Madrid accuse les indépendantistes catalans de rejeter le dialogue

Le gouvernement espagnol a accusé vendredi les séparatistes catalans de refuser sa dernière proposition de dialogue, qui avait suscité un tollé général en Espagne, annonçant l’arrêt des discussions.

« Cette proposition était une tentative de poser le dialogue de manière ordonnée, rigoureuse et avec conviction. […] Elle n’a pas été acceptée », a déclaré la numéro deux du gouvernement Carmen Calvo devant la presse.

« Pour le moment, la situation est au point mort car cette proposition n’est pas acceptée », a-t-elle ajouté.

Le chef du gouvernement socialiste Pedro Sanchez est arrivé au pouvoir début juin, notamment grâce aux voix des indépendantistes catalans, avec la volonté de reprendre un dialogue avec les séparatistes rompu par son prédécesseur conservateur Mariano Rajoy.

Mais les discussions ont vite tourné au dialogue de sourds, M. Sanchez envisageant un référendum sur plus d’autonomie de la Catalogne tandis que les indépendantistes restent arcboutés sur leur revendication d’un référendum d’autodétermination.

« Les partis indépendantistes demandent l’acceptation d’un référendum d’autodétermination qui ne sera jamais acceptable. Jamais pour un gouvernement comme le nôtre », a poursuivi Carmen Calvo.

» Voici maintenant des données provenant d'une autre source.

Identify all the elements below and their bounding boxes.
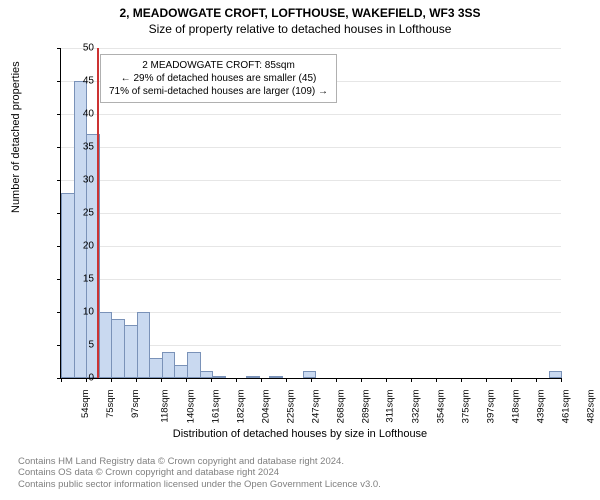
x-tick-label: 354sqm [435, 390, 446, 424]
histogram-bar [187, 352, 201, 378]
x-tick-label: 247sqm [310, 390, 321, 424]
x-axis-label: Distribution of detached houses by size … [0, 428, 600, 440]
histogram-bar [124, 325, 138, 378]
x-tick [111, 378, 112, 382]
x-tick [236, 378, 237, 382]
y-tick [57, 312, 61, 313]
histogram-bar [149, 358, 163, 378]
x-tick-label: 289sqm [360, 390, 371, 424]
x-tick-label: 182sqm [235, 390, 246, 424]
y-tick [57, 213, 61, 214]
y-tick [57, 114, 61, 115]
y-tick-label: 35 [64, 142, 94, 153]
histogram-bar [200, 371, 214, 378]
histogram-bar [303, 371, 317, 378]
x-tick-label: 75sqm [105, 390, 116, 419]
x-tick [511, 378, 512, 382]
histogram-bar [162, 352, 176, 378]
x-tick [211, 378, 212, 382]
x-tick-label: 268sqm [335, 390, 346, 424]
histogram-bar [137, 312, 151, 378]
y-tick-label: 30 [64, 175, 94, 186]
x-tick-label: 140sqm [185, 390, 196, 424]
x-tick [336, 378, 337, 382]
x-tick [461, 378, 462, 382]
x-tick [361, 378, 362, 382]
y-tick-label: 45 [64, 76, 94, 87]
y-tick-label: 25 [64, 208, 94, 219]
x-tick [161, 378, 162, 382]
x-tick-label: 54sqm [80, 390, 91, 419]
x-tick [311, 378, 312, 382]
legend-line-1: 2 MEADOWGATE CROFT: 85sqm [109, 59, 328, 72]
x-tick [261, 378, 262, 382]
x-tick-label: 332sqm [410, 390, 421, 424]
x-tick [536, 378, 537, 382]
footer-line-3: Contains public sector information licen… [18, 479, 381, 490]
y-tick-label: 0 [64, 373, 94, 384]
x-tick-label: 118sqm [160, 390, 171, 423]
property-marker-line [97, 48, 99, 378]
y-tick [57, 81, 61, 82]
x-tick-label: 225sqm [285, 390, 296, 424]
footer-line-2: Contains OS data © Crown copyright and d… [18, 467, 381, 478]
x-tick-label: 375sqm [460, 390, 471, 424]
x-tick-label: 204sqm [260, 390, 271, 424]
footer-line-1: Contains HM Land Registry data © Crown c… [18, 456, 381, 467]
histogram-bar [111, 319, 125, 378]
x-tick [561, 378, 562, 382]
x-tick [486, 378, 487, 382]
x-tick-label: 97sqm [130, 390, 141, 419]
histogram-bar [212, 376, 226, 378]
x-tick-label: 311sqm [385, 390, 396, 423]
x-tick [286, 378, 287, 382]
y-tick-label: 5 [64, 340, 94, 351]
y-tick [57, 279, 61, 280]
y-tick [57, 48, 61, 49]
y-tick-label: 20 [64, 241, 94, 252]
x-tick-label: 397sqm [485, 390, 496, 424]
chart-plot-area: 2 MEADOWGATE CROFT: 85sqm ← 29% of detac… [60, 48, 560, 378]
footer-attribution: Contains HM Land Registry data © Crown c… [18, 456, 381, 490]
y-axis-label: Number of detached properties [10, 61, 22, 213]
x-tick-label: 418sqm [510, 390, 521, 424]
y-tick [57, 246, 61, 247]
y-tick [57, 345, 61, 346]
x-tick-label: 461sqm [560, 390, 571, 424]
histogram-bar [99, 312, 113, 378]
y-tick [57, 147, 61, 148]
x-tick [61, 378, 62, 382]
histogram-bar [174, 365, 188, 378]
x-tick [411, 378, 412, 382]
x-tick-label: 161sqm [210, 390, 221, 424]
y-tick-label: 15 [64, 274, 94, 285]
chart-title-sub: Size of property relative to detached ho… [0, 20, 600, 36]
legend-line-3: 71% of semi-detached houses are larger (… [109, 85, 328, 98]
y-tick-label: 40 [64, 109, 94, 120]
histogram-bar [549, 371, 563, 378]
y-tick [57, 180, 61, 181]
x-tick [136, 378, 137, 382]
y-tick-label: 50 [64, 43, 94, 54]
x-tick [386, 378, 387, 382]
chart-title-main: 2, MEADOWGATE CROFT, LOFTHOUSE, WAKEFIEL… [0, 0, 600, 20]
x-tick-label: 482sqm [585, 390, 596, 424]
x-tick-label: 439sqm [535, 390, 546, 424]
legend-box: 2 MEADOWGATE CROFT: 85sqm ← 29% of detac… [100, 54, 337, 103]
y-tick-label: 10 [64, 307, 94, 318]
histogram-bar [74, 81, 88, 378]
histogram-bar [269, 376, 283, 378]
chart-container: 2, MEADOWGATE CROFT, LOFTHOUSE, WAKEFIEL… [0, 0, 600, 500]
x-tick [186, 378, 187, 382]
legend-line-2: ← 29% of detached houses are smaller (45… [109, 72, 328, 85]
x-tick [436, 378, 437, 382]
histogram-bar [246, 376, 260, 378]
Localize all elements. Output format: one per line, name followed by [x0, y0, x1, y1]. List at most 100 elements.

« Quand deux parties soutiennent des positions aussi inconciliables, il faut tout simplement arrêter. Il n’y a pas d’autre solution », a-t-elle constaté.

Face à la requête incessante des indépendantistes, que refuse Madrid, d’une médiation internationale entre le gouvernement et l’exécutif régional catalan, Pedro Sanchez avait fait un geste en acceptant la présence d’un « rapporteur » indépendant dans le cadre d’une future table ronde entre partis catalans sur la crise qui secoue la région.

Ce « rapporteur » devait être chargé de faciliter le dialogue au sein de ce forum, qui se réunirait parallèlement aux discussions entre gouvernement central et régional.

Cette concession aux indépendantistes catalans a été jugée inacceptable par la droite et l’extrême droite qui ont convoqué une manifestation contre Pedro Sanchez dimanche à Madrid qui s’annonce importante. Mais elle a été critiquée au sein même du parti socialiste de M. Sanchez.

Le tollé provoqué par la concession du gouvernement sur le « rapporteur » intervient à quelques jours de l’ouverture mardi du procès historique de 12 dirigeants catalans pour leur rôle dans la tentative de sécession de 2017 et en pleine discussion sur le budget de l’État, que M. Sanchez ne pourra pas faire voter par le Parlement sans l’appui des indépendantistes.

Ces derniers refusent jusqu’ici de l’approuver. En cas de rejet du budget, M. Sanchez pourrait se voir contraint de convoquer des élections anticipées avant la fin de la législature en 2020.